Tuberculous Meningitis: Diagnosis and Treatment Overview

1Department of Medicine, University of Colorado Denver Anschutz Medical Campus, Aurora, CO 80045, USA
2Division of Pulmonary Sciences and Critical Care Medicine, University of Colorado Denver Anschutz Medical Campus, Aurora, CO 80045, USA
3Denver Veterans Affairs Medical Center, Denver, CO 80220-3808, USA
4Department of Medicine, National Jewish Health, Denver, CO 80206, USA
5Program in Cell Biology, National Jewish Health, Denver, CO 80206, USA

Received 3 September 2011; Revised 16 November 2011; Accepted 18 November 2011

Academic Editor: Carlo Garzelli

Copyright © 2011 Grace E. Marx and Edward D. Chan. This is an open access article distributed under the Creative Commons Attribution License, which permits unrestricted use, distribution, and reproduction in any medium, provided the original work is properly cited.
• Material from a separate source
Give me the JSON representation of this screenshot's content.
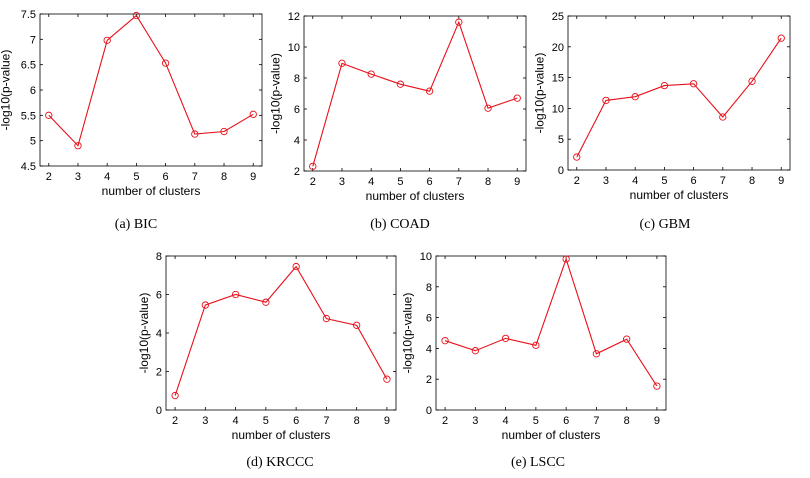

Tuberculous meningitis (TBM) is the most common form of central nervous system tuberculosis (TB) and has very high morbidity and mortality. TBM is typically a subacute disease with symptoms that may persist for weeks before diagnosis. Characteristic cerebrospinal fluid (CSF) findings of TBM include a lymphocytic-predominant pleiocytosis, elevated protein, and low glucose. CSF acid-fast smear and culture have relatively low sensitivity but yield is increased with multiple, large volume samples. Nucleic acid amplification of the CSF by PCR is highly specific but suboptimal sensitivity precludes ruling out TBM with a negative test. Treatment for TBM should be initiated as soon as clinical suspicion is supported by initial CSF studies. Empiric treatment should include at least four first-line drugs, preferably isoniazid, rifampin, pyrazinamide, and streptomycin or ethambutol; the role of fluoroquinolones remains to be determined. Adjunctive treatment with corticosteroids has been shown to improve mortality with TBM. In HIV-positive individuals with TBM, important treatment considerations include drug interactions, development of immune reconstitution inflammatory syndrome, unclear benefit of adjunctive corticosteroids, and higher rates of drug-resistant TB. Testing the efficacy of second-line and new anti-TB drugs in animal models of experimental TBM is needed to help determine the optimal regimen for drug-resistant TB.